みゆきさんは幼い心で、夫に対して苦労する妻という立場に疑問を抱いていたのかもしれません。

そのため、結婚という社会的な通念に肯定的な気持ちを持てなかったのかもしれません。

本来、結婚は夫と妻が共に手を取り合って人生を切り開いていくものです。

そこには絶え間ない笑顔と幸せで暖かい家庭が築かれるはずです。

しかし、全てのカップルがそのような理想的な結婚生活を送ることは保証されていません。

結婚を幸せの代償と見るか、それとも戦いの場と捉えるか。

中島みゆきさんは、おそらく自身の母親を通して後者の選択をしてしまったのかもしれませんね。

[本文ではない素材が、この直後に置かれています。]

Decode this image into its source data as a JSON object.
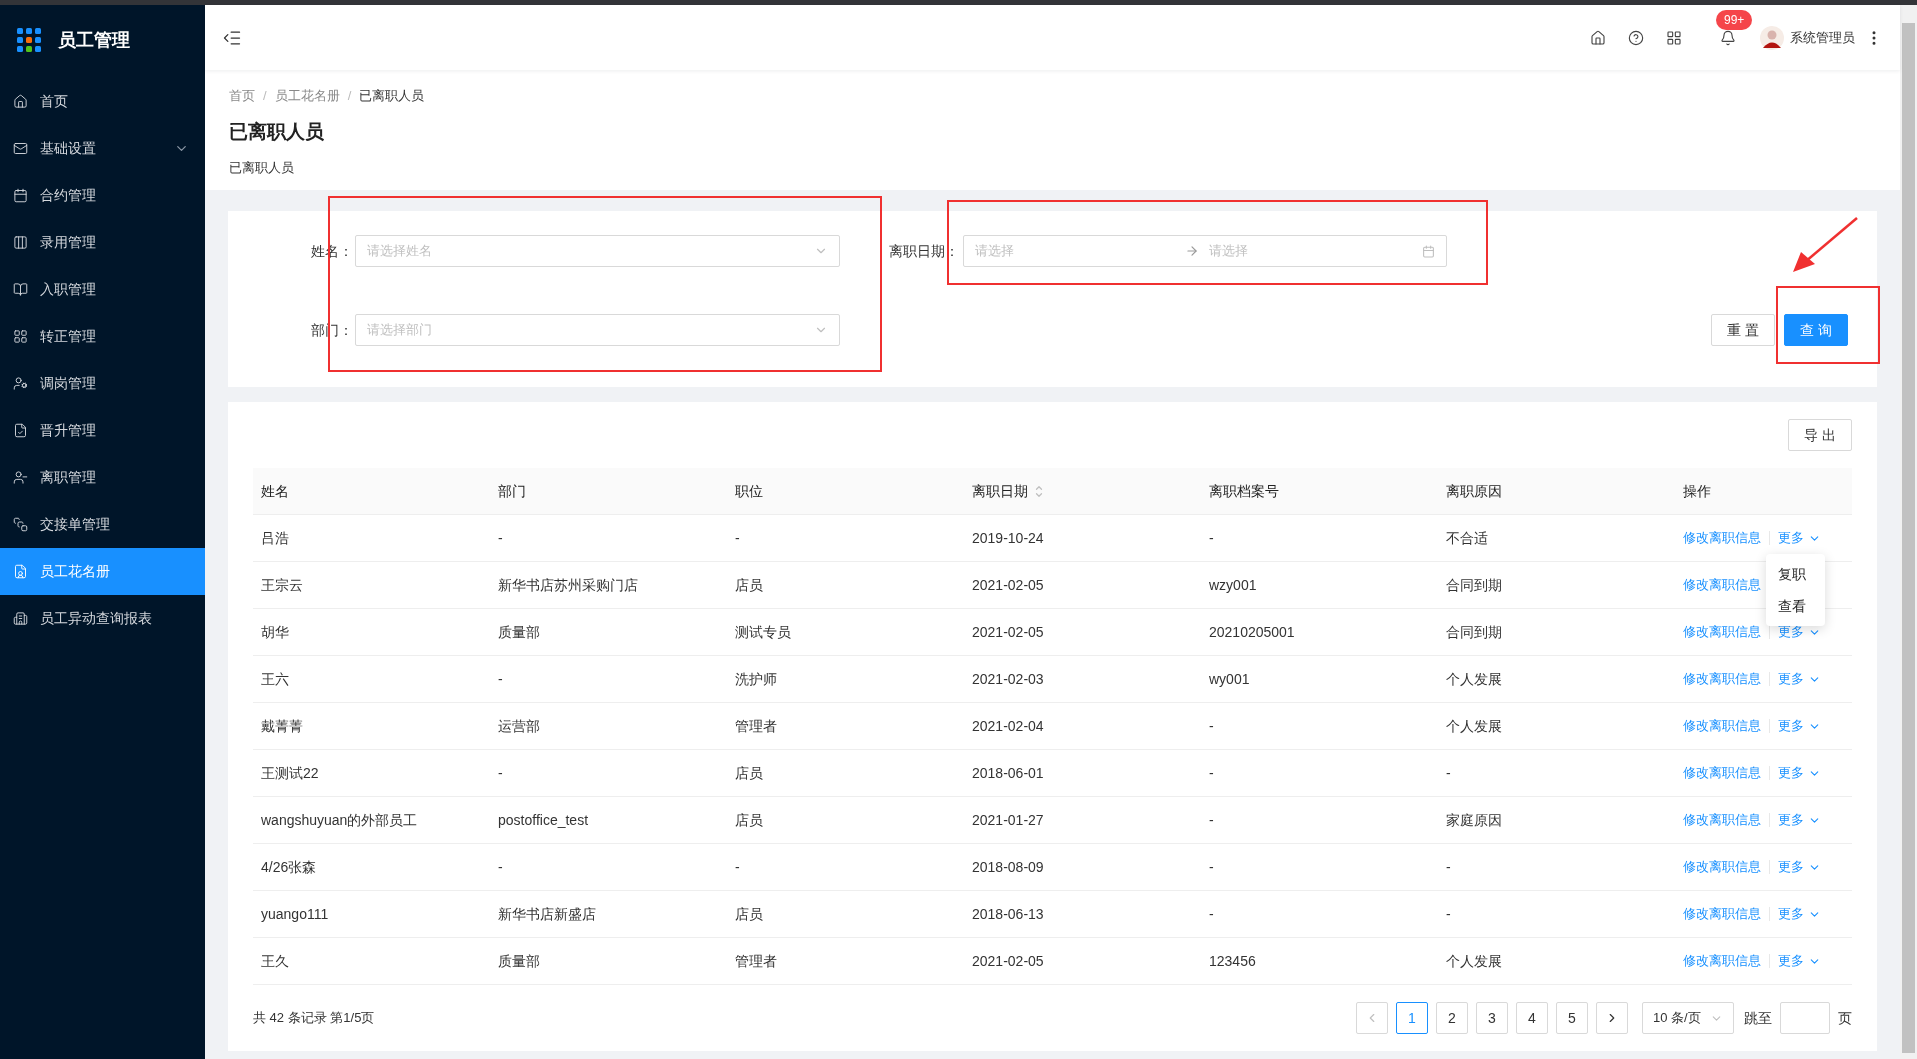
{
  "app": {
    "title": "员工管理"
  },
  "sidebar": {
    "items": [
      {
        "label": "首页",
        "kind": "link",
        "selected": false
      },
      {
        "label": "基础设置",
        "kind": "group",
        "selected": false
      },
      {
        "label": "合约管理",
        "kind": "link",
        "selected": false
      },
      {
        "label": "录用管理",
        "kind": "link",
        "selected": false
      },
      {
        "label": "入职管理",
        "kind": "link",
        "selected": false
      },
      {
        "label": "转正管理",
        "kind": "link",
        "selected": false
      },
      {
        "label": "调岗管理",
        "kind": "link",
        "selected": false
      },
      {
        "label": "晋升管理",
        "kind": "link",
        "selected": false
      },
      {
        "label": "离职管理",
        "kind": "link",
        "selected": false
      },
      {
        "label": "交接单管理",
        "kind": "link",
        "selected": false
      },
      {
        "label": "员工花名册",
        "kind": "link",
        "selected": true
      },
      {
        "label": "员工异动查询报表",
        "kind": "link",
        "selected": false
      }
    ]
  },
  "header": {
    "notification_badge": "99+",
    "user": "系统管理员"
  },
  "breadcrumb": [
    "首页",
    "员工花名册",
    "已离职人员"
  ],
  "breadcrumb_separator": "/",
  "page": {
    "title": "已离职人员",
    "subtitle": "已离职人员"
  },
  "filters": {
    "fields": [
      {
        "label": "姓名：",
        "placeholder": "请选择姓名"
      },
      {
        "label": "部门：",
        "placeholder": "请选择部门"
      }
    ],
    "date_range": {
      "label": "离职日期：",
      "start_placeholder": "请选择",
      "end_placeholder": "请选择"
    },
    "buttons": [
      {
        "label": "重 置",
        "kind": "default"
      },
      {
        "label": "查 询",
        "kind": "primary"
      }
    ]
  },
  "table": {
    "export": "导 出",
    "columns": [
      {
        "label": "姓名",
        "sortable": false
      },
      {
        "label": "部门",
        "sortable": false
      },
      {
        "label": "职位",
        "sortable": false
      },
      {
        "label": "离职日期",
        "sortable": true
      },
      {
        "label": "离职档案号",
        "sortable": false
      },
      {
        "label": "离职原因",
        "sortable": false
      },
      {
        "label": "操作",
        "sortable": false
      }
    ],
    "rows": [
      {
        "cells": [
          "吕浩",
          "-",
          "-",
          "2019-10-24",
          "-",
          "不合适"
        ],
        "edit": "修改离职信息",
        "more": "更多",
        "menu": [
          "复职",
          "查看"
        ]
      },
      {
        "cells": [
          "王宗云",
          "新华书店苏州采购门店",
          "店员",
          "2021-02-05",
          "wzy001",
          "合同到期"
        ],
        "edit": "修改离职信息"
      },
      {
        "cells": [
          "胡华",
          "质量部",
          "测试专员",
          "2021-02-05",
          "20210205001",
          "合同到期"
        ],
        "edit": "修改离职信息",
        "more": "更多"
      },
      {
        "cells": [
          "王六",
          "-",
          "洗护师",
          "2021-02-03",
          "wy001",
          "个人发展"
        ],
        "edit": "修改离职信息",
        "more": "更多"
      },
      {
        "cells": [
          "戴菁菁",
          "运营部",
          "管理者",
          "2021-02-04",
          "-",
          "个人发展"
        ],
        "edit": "修改离职信息",
        "more": "更多"
      },
      {
        "cells": [
          "王测试22",
          "-",
          "店员",
          "2018-06-01",
          "-",
          "-"
        ],
        "edit": "修改离职信息",
        "more": "更多"
      },
      {
        "cells": [
          "wangshuyuan的外部员工",
          "postoffice_test",
          "店员",
          "2021-01-27",
          "-",
          "家庭原因"
        ],
        "edit": "修改离职信息",
        "more": "更多"
      },
      {
        "cells": [
          "4/26张森",
          "-",
          "-",
          "2018-08-09",
          "-",
          "-"
        ],
        "edit": "修改离职信息",
        "more": "更多"
      },
      {
        "cells": [
          "yuango111",
          "新华书店新盛店",
          "店员",
          "2018-06-13",
          "-",
          "-"
        ],
        "edit": "修改离职信息",
        "more": "更多"
      },
      {
        "cells": [
          "王久",
          "质量部",
          "管理者",
          "2021-02-05",
          "123456",
          "个人发展"
        ],
        "edit": "修改离职信息",
        "more": "更多"
      }
    ]
  },
  "pagination": {
    "summary": "共 42 条记录 第1/5页",
    "pages": [
      {
        "label": "1",
        "selected": true
      },
      {
        "label": "2",
        "selected": false
      },
      {
        "label": "3",
        "selected": false
      },
      {
        "label": "4",
        "selected": false
      },
      {
        "label": "5",
        "selected": false
      }
    ],
    "page_size": "10 条/页",
    "jump_label": "跳至",
    "page_suffix": "页"
  }
}
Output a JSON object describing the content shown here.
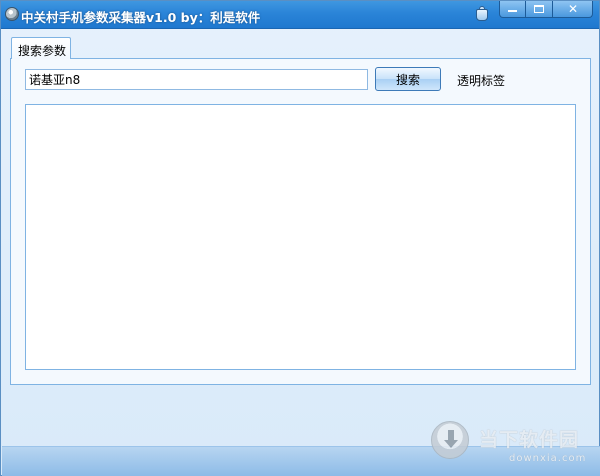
{
  "window": {
    "title": "中关村手机参数采集器v1.0  by：利是软件"
  },
  "tabs": [
    {
      "label": "搜索参数"
    }
  ],
  "search": {
    "value": "诺基亚n8",
    "button_label": "搜索"
  },
  "options": {
    "transparent_label": "透明标签"
  },
  "watermark": {
    "brand": "当下软件园",
    "url": "downxia.com"
  },
  "colors": {
    "titlebar": "#2a84d8",
    "panel_border": "#7fb3e3",
    "background": "#dfeefb"
  }
}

もし、中島みゆきさんが本当に結婚していたら、この「結婚」という楽曲は違ったメロディで発表されたかもしれません。

まとめ

今回は中島みゆきさんの「結婚」という楽曲を取り上げて、歌詞の解説を行いました。

この曲は「短篇集」というアルバムに収録されています。

本来ならもっと宣伝すれば話題性のある隠れたヒット曲になっていたかもしれません。

しかし、みゆきさんにとってこれで十分だったのでしょう。

この曲をアルバムに収める決断がついただけでも大進歩です。

この曲を聴いた方々が、それぞれの思いを込めれば良いだけですね。

人生の微妙なニュアンスを歌い上げる超天才、中島みゆきさんの楽曲にはまだまだ魅力的なものがありますよ。